Emerson College’s only independent, student-run newspaper since 1947

The Berkeley Beacon

Emerson College’s only independent, student-run newspaper since 1947

The Berkeley Beacon

Emerson College’s only independent, student-run newspaper since 1947

The Berkeley Beacon

On the evanescence of college life

 

Let the rejoicing begin. The end of the year is nearly here! For some, that means the end of four years of papers and exams; for others it may mean finishing your first year away from home. Either way, it’s time to celebrate.

But it’s also time to reflect and maybe even be a little melancholy. Maybe you’re going to miss some friends (and professors) next year. Maybe your first year made you realize just how much your family means to you.

I’m always sad at the end of the year as I say goodbye to the seniors who’ve grown from adolescents into young adults.

It’s hard to let go, to say good-bye, especially for the person staying put. I know in the fall when I come back and look for familiar faces, they won’t be here; they’ll be off starting new adventures, while I’m back to the same-old, same-old.

This year, in particular, has been a big year of letting go for me.  Not only am I proud of all my students, but I successfully navigated my daughter’s freshman year of college without completely melting down. It wasn’t pretty all the time, and I had help along the way — some of which came from you.

Student pieces in my creative nonfiction classes showed me what students are thinking, feeling, and what parents do that bugs them and makes them happy.

While I’ve always felt I had an inside track on what goes on inside the head of a college student, this year that inside information became personal.

Sometimes it was hard not to personalize what I was reading — is my daughter doing that?  But I am also grateful to know what behavior is “normal,” so I don’t freak out on her when I learn about some of her antics.

Individual conversations with some of you reassured me that you still want your parents in your lives, but you also like your space.

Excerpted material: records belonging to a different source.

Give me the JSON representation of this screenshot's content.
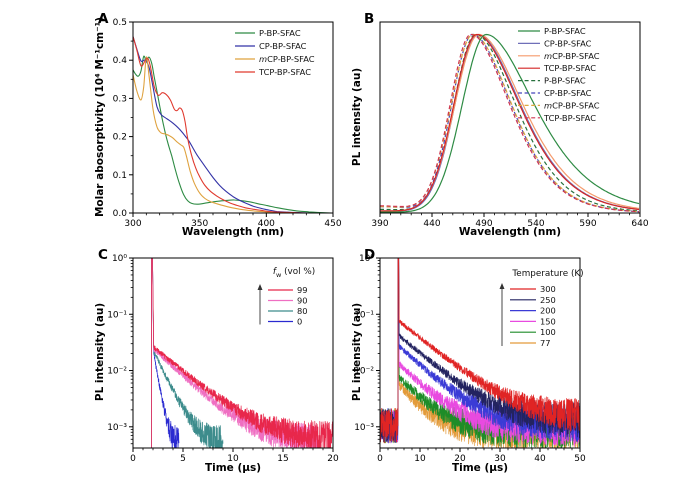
{
  "figure": {
    "background": "#ffffff",
    "panels": {
      "a": {
        "letter": "A"
      },
      "b": {
        "letter": "B"
      },
      "c": {
        "letter": "C",
        "legend_title_parts": {
          "italic": "f",
          "sub": "w",
          "rest": " (vol %)"
        }
      },
      "d": {
        "letter": "D",
        "legend_title": "Temperature (K)"
      }
    }
  },
  "chart_data": [
    {
      "panel": "A",
      "type": "line",
      "yscale": "linear",
      "xlabel": "Wavelength (nm)",
      "ylabel": "Molar abosorptivity (10⁴ M⁻¹cm⁻¹)",
      "xlim": [
        300,
        450
      ],
      "xticks": [
        300,
        350,
        400,
        450
      ],
      "x_minor": 10,
      "ylim": [
        0,
        0.5
      ],
      "yticks": [
        0,
        0.1,
        0.2,
        0.3,
        0.4,
        0.5
      ],
      "y_minor": 0.05,
      "ytick_decimals": 1,
      "legend": [
        {
          "label": "P-BP-SFAC",
          "color": "#2e8b44",
          "dash": "solid"
        },
        {
          "label": "CP-BP-SFAC",
          "color": "#3333a6",
          "dash": "solid"
        },
        {
          "label": "mCP-BP-SFAC",
          "color": "#dfa23f",
          "dash": "solid",
          "em": true
        },
        {
          "label": "TCP-BP-SFAC",
          "color": "#e03a2f",
          "dash": "solid"
        }
      ],
      "series": [
        {
          "name": "P-BP-SFAC",
          "color": "#2e8b44",
          "dash": "solid",
          "x": [
            300,
            302,
            304,
            306,
            308,
            310,
            312,
            314,
            316,
            318,
            320,
            323,
            326,
            329,
            332,
            335,
            338,
            341,
            344,
            348,
            353,
            358,
            364,
            370,
            376,
            382,
            388,
            394,
            400,
            408,
            416,
            424,
            432,
            440,
            450
          ],
          "y": [
            0.375,
            0.363,
            0.358,
            0.372,
            0.41,
            0.398,
            0.408,
            0.392,
            0.355,
            0.318,
            0.28,
            0.228,
            0.185,
            0.15,
            0.11,
            0.075,
            0.048,
            0.032,
            0.025,
            0.023,
            0.025,
            0.028,
            0.031,
            0.033,
            0.034,
            0.032,
            0.029,
            0.024,
            0.02,
            0.014,
            0.009,
            0.005,
            0.003,
            0.001,
            0.0
          ]
        },
        {
          "name": "CP-BP-SFAC",
          "color": "#3333a6",
          "dash": "solid",
          "x": [
            300,
            303,
            306,
            309,
            312,
            315,
            318,
            321,
            324,
            327,
            330,
            333,
            336,
            339,
            342,
            345,
            348,
            352,
            356,
            360,
            365,
            370,
            375,
            380,
            385,
            390,
            395,
            400,
            408,
            416,
            424,
            432,
            450
          ],
          "y": [
            0.462,
            0.428,
            0.398,
            0.4,
            0.382,
            0.33,
            0.278,
            0.258,
            0.25,
            0.243,
            0.235,
            0.226,
            0.215,
            0.202,
            0.188,
            0.17,
            0.152,
            0.132,
            0.112,
            0.093,
            0.072,
            0.056,
            0.043,
            0.033,
            0.025,
            0.018,
            0.013,
            0.009,
            0.004,
            0.002,
            0.001,
            0.0,
            0.0
          ]
        },
        {
          "name": "mCP-BP-SFAC",
          "color": "#dfa23f",
          "dash": "solid",
          "x": [
            300,
            303,
            306,
            308,
            310,
            312,
            315,
            318,
            321,
            324,
            327,
            330,
            333,
            336,
            338,
            340,
            343,
            346,
            350,
            354,
            358,
            363,
            368,
            374,
            380,
            386,
            392,
            400,
            410,
            420,
            450
          ],
          "y": [
            0.362,
            0.318,
            0.296,
            0.33,
            0.408,
            0.36,
            0.272,
            0.225,
            0.21,
            0.207,
            0.203,
            0.196,
            0.186,
            0.178,
            0.172,
            0.15,
            0.108,
            0.078,
            0.052,
            0.038,
            0.03,
            0.024,
            0.019,
            0.014,
            0.01,
            0.007,
            0.005,
            0.003,
            0.001,
            0.0,
            0.0
          ]
        },
        {
          "name": "TCP-BP-SFAC",
          "color": "#e03a2f",
          "dash": "solid",
          "x": [
            300,
            303,
            306,
            309,
            311,
            313,
            316,
            319,
            322,
            325,
            328,
            331,
            333,
            335,
            337,
            339,
            341,
            344,
            347,
            350,
            354,
            358,
            363,
            368,
            373,
            378,
            384,
            390,
            396,
            402,
            410,
            420,
            430,
            450
          ],
          "y": [
            0.462,
            0.425,
            0.385,
            0.398,
            0.405,
            0.385,
            0.33,
            0.308,
            0.315,
            0.31,
            0.296,
            0.272,
            0.268,
            0.275,
            0.268,
            0.24,
            0.195,
            0.15,
            0.118,
            0.095,
            0.072,
            0.057,
            0.044,
            0.034,
            0.026,
            0.02,
            0.014,
            0.01,
            0.007,
            0.004,
            0.002,
            0.001,
            0.0,
            0.0
          ]
        }
      ]
    },
    {
      "panel": "B",
      "type": "line",
      "yscale": "linear",
      "xlabel": "Wavelength (nm)",
      "ylabel": "PL intensity (au)",
      "xlim": [
        390,
        640
      ],
      "xticks": [
        390,
        440,
        490,
        540,
        590,
        640
      ],
      "x_minor": 10,
      "ylim": [
        0,
        1.07
      ],
      "legend": [
        {
          "label": "P-BP-SFAC",
          "color": "#2e8b44",
          "dash": "solid"
        },
        {
          "label": "CP-BP-SFAC",
          "color": "#6f6fb8",
          "dash": "solid"
        },
        {
          "label": "mCP-BP-SFAC",
          "color": "#f59a6b",
          "dash": "solid",
          "em": true
        },
        {
          "label": "TCP-BP-SFAC",
          "color": "#d42525",
          "dash": "solid"
        },
        {
          "label": "P-BP-SFAC",
          "color": "#27703d",
          "dash": "dashed"
        },
        {
          "label": "CP-BP-SFAC",
          "color": "#4444bb",
          "dash": "dashed"
        },
        {
          "label": "mCP-BP-SFAC",
          "color": "#dca83f",
          "dash": "dashed",
          "em": true
        },
        {
          "label": "TCP-BP-SFAC",
          "color": "#cf3550",
          "dash": "dashed"
        }
      ],
      "series": [
        {
          "name": "P-BP-SFAC-film",
          "color": "#27703d",
          "dash": "dashed",
          "peak_nm": 482,
          "sigma_left": 21,
          "sigma_right": 34,
          "left_base": 0.02
        },
        {
          "name": "CP-BP-SFAC-film",
          "color": "#4444bb",
          "dash": "dashed",
          "peak_nm": 479,
          "sigma_left": 20,
          "sigma_right": 33,
          "left_base": 0.035
        },
        {
          "name": "mCP-BP-SFAC-film",
          "color": "#dca83f",
          "dash": "dashed",
          "peak_nm": 479.5,
          "sigma_left": 21,
          "sigma_right": 33,
          "left_base": 0.035
        },
        {
          "name": "TCP-BP-SFAC-film",
          "color": "#cf3550",
          "dash": "dashed",
          "peak_nm": 477.5,
          "sigma_left": 20,
          "sigma_right": 33,
          "left_base": 0.04
        },
        {
          "name": "CP-BP-SFAC",
          "color": "#6f6fb8",
          "dash": "solid",
          "peak_nm": 484,
          "sigma_left": 22,
          "sigma_right": 36,
          "left_base": 0.01
        },
        {
          "name": "mCP-BP-SFAC",
          "color": "#f59a6b",
          "dash": "solid",
          "peak_nm": 485,
          "sigma_left": 23,
          "sigma_right": 37,
          "left_base": 0.01
        },
        {
          "name": "TCP-BP-SFAC",
          "color": "#d42525",
          "dash": "solid",
          "peak_nm": 483,
          "sigma_left": 22,
          "sigma_right": 36,
          "left_base": 0.012
        },
        {
          "name": "P-BP-SFAC",
          "color": "#2e8b44",
          "dash": "solid",
          "peak_nm": 492,
          "sigma_left": 23,
          "sigma_right": 40,
          "left_base": 0.005
        }
      ]
    },
    {
      "panel": "C",
      "type": "decay",
      "yscale": "log",
      "xlabel": "Time (μs)",
      "ylabel": "PL intensity (au)",
      "xlim": [
        0,
        20
      ],
      "xticks": [
        0,
        5,
        10,
        15,
        20
      ],
      "x_minor": 1,
      "ylog_min": 0.00042,
      "ylog_max": 1,
      "ydecades": [
        1,
        0.1,
        0.01,
        0.001
      ],
      "ytick_labels": [
        "10⁰",
        "10⁻¹",
        "10⁻²",
        "10⁻³"
      ],
      "legend": [
        {
          "label": "99",
          "color": "#e8274b"
        },
        {
          "label": "90",
          "color": "#ef6fc2"
        },
        {
          "label": "80",
          "color": "#3d8c8c"
        },
        {
          "label": "0",
          "color": "#2a2ad0"
        }
      ],
      "series": [
        {
          "name": "0",
          "color": "#2a2ad0",
          "t0": 1.85,
          "spike_w": 0.1,
          "i0": 0.02,
          "tau": 0.42,
          "floor": 0.00046,
          "end": 4.6
        },
        {
          "name": "80",
          "color": "#3d8c8c",
          "t0": 1.85,
          "spike_w": 0.1,
          "i0": 0.022,
          "tau": 1.15,
          "floor": 0.00048,
          "end": 9
        },
        {
          "name": "90",
          "color": "#ef6fc2",
          "t0": 1.85,
          "spike_w": 0.1,
          "i0": 0.024,
          "tau": 2.6,
          "floor": 0.00052,
          "end": 18.5
        },
        {
          "name": "99",
          "color": "#e8274b",
          "t0": 1.85,
          "spike_w": 0.1,
          "i0": 0.026,
          "tau": 2.9,
          "floor": 0.00056,
          "end": 20
        }
      ]
    },
    {
      "panel": "D",
      "type": "decay",
      "yscale": "log",
      "xlabel": "Time (μs)",
      "ylabel": "PL intensity (au)",
      "xlim": [
        0,
        50
      ],
      "xticks": [
        0,
        10,
        20,
        30,
        40,
        50
      ],
      "x_minor": 2,
      "ylog_min": 0.00042,
      "ylog_max": 1,
      "ydecades": [
        1,
        0.1,
        0.01,
        0.001
      ],
      "ytick_labels": [
        "10⁰",
        "10⁻¹",
        "10⁻²",
        "10⁻³"
      ],
      "legend": [
        {
          "label": "300",
          "color": "#e02424"
        },
        {
          "label": "250",
          "color": "#232360"
        },
        {
          "label": "200",
          "color": "#3b3bd6"
        },
        {
          "label": "150",
          "color": "#e84ae0"
        },
        {
          "label": "100",
          "color": "#1e8c28"
        },
        {
          "label": "77",
          "color": "#e39b3a"
        }
      ],
      "series": [
        {
          "name": "77",
          "color": "#e39b3a",
          "t0": 4.5,
          "spike_w": 0.18,
          "i0": 0.0055,
          "tau": 5.0,
          "floor": 0.0008,
          "end": 50,
          "pre": true,
          "pre_level": 0.00105
        },
        {
          "name": "100",
          "color": "#1e8c28",
          "t0": 4.5,
          "spike_w": 0.18,
          "i0": 0.0075,
          "tau": 5.5,
          "floor": 0.00085,
          "end": 50,
          "pre": true,
          "pre_level": 0.00105
        },
        {
          "name": "150",
          "color": "#e84ae0",
          "t0": 4.5,
          "spike_w": 0.18,
          "i0": 0.013,
          "tau": 6.0,
          "floor": 0.00095,
          "end": 50,
          "pre": true,
          "pre_level": 0.00105
        },
        {
          "name": "200",
          "color": "#3b3bd6",
          "t0": 4.5,
          "spike_w": 0.18,
          "i0": 0.027,
          "tau": 6.5,
          "floor": 0.0011,
          "end": 50,
          "pre": true,
          "pre_level": 0.00105
        },
        {
          "name": "250",
          "color": "#232360",
          "t0": 4.5,
          "spike_w": 0.18,
          "i0": 0.042,
          "tau": 7.0,
          "floor": 0.00125,
          "end": 50,
          "pre": true,
          "pre_level": 0.00105
        },
        {
          "name": "300",
          "color": "#e02424",
          "t0": 4.5,
          "spike_w": 0.18,
          "i0": 0.075,
          "tau": 7.5,
          "floor": 0.0014,
          "end": 50,
          "pre": true,
          "pre_level": 0.00105
        }
      ]
    }
  ]
}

Adjusting to new ways, new patterns, and new daily routines takes time for students, parents, and siblings whether you’re at home or at school.  Getting it right doesn’t come without some mistakes.

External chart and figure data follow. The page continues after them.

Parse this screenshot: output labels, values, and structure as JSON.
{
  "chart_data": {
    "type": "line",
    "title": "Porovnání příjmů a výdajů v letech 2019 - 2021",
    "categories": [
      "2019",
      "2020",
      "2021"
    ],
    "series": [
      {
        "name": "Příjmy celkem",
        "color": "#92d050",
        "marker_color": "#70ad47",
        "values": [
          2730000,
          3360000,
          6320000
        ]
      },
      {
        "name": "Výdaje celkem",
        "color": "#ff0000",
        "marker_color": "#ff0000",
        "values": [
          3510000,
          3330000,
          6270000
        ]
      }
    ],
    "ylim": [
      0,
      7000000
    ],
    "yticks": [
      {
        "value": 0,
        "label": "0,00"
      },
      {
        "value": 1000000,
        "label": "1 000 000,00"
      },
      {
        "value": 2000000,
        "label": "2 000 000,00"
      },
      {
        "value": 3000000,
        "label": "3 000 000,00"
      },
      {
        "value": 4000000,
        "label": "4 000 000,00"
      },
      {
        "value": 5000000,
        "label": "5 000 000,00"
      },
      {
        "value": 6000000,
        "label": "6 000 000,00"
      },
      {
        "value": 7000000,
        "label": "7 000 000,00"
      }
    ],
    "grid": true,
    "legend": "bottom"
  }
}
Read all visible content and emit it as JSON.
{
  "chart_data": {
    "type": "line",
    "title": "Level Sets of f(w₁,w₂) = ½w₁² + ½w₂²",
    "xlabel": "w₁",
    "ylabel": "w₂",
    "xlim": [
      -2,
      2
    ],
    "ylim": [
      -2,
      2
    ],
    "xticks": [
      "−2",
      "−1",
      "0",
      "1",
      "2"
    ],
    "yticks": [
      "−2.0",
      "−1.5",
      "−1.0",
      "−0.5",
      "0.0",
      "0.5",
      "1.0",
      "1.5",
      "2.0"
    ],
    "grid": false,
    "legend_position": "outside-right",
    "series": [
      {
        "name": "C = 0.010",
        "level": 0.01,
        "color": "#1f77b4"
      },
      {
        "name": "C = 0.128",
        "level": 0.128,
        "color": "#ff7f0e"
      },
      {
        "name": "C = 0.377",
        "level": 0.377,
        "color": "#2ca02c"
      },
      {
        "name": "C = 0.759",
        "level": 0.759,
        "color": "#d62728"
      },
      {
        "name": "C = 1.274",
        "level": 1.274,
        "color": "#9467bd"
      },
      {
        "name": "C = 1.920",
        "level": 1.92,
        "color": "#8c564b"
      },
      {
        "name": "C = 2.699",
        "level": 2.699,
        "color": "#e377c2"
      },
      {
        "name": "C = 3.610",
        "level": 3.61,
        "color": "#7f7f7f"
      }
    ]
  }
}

Moving on, whether you’re leaving home or school, is a big adventure.  Being left behind is also a big change, even thought it doesn’t look like it.

I don’t move around a lot.  It’s easy for past students to find me.  I’m here when they need recommendations and advice.

I’ve found through the years that students do stay in touch.  One of my first students watched me giddily return to class the week after I got engaged,  and has sent me a Christmas card every year since her graduation. Another emails when he’s in need of career advice, and others battle me in games of online Scrabble. I’ve had dinner with one in San Francisco and lunch with three in New York.

Now with Facebook, some students may wish I didn’t have the ability to follow them, but it’s fun to see how their careers are developing, to see how much what they learned at Emerson plays out in their lives (I won’t friend a student, but I won’t ignore a request.)

Staying put while others move on is tricky.  But my role is to be the constant, to not rock  the boat.

Though sometimes it feels boring and staid when I watch everyone else fly off to exciting destinations, I like finding adventure in the daily routine. It takes ingenuity and creativity, but it can be done. I change my courses — whether it’s the assignments or the readings — to keep me fresh. I take workshops outside of Emerson and take new recreational classes such as pottery and dog training, and I take on adventures like dog breeding.

Each fall, when I look for those familiar faces and don’t see them, there’s a moment of sadness, but then I see new faces I know will become familiar ones.

When I walk into a classroom each semester, I don’t know what challenges lie ahead, which students are going to excite me or which ones will incite me, or what the class dynamics are going to be like.

Sometimes, I’m caught off guard when I walk by my daughter’s closed bedroom door.  I expect to hear her music, but only silence greets me.  But then I’m surprised by phone calls and visits with her. Watching her enthusiasm as she toured us through her college’s art museum one recent weekend was contagious.  I never know when I’m going to learn something new or what it’ll be.

That’s what teaching and parenting are all about — learning something new every day. And that’s exciting.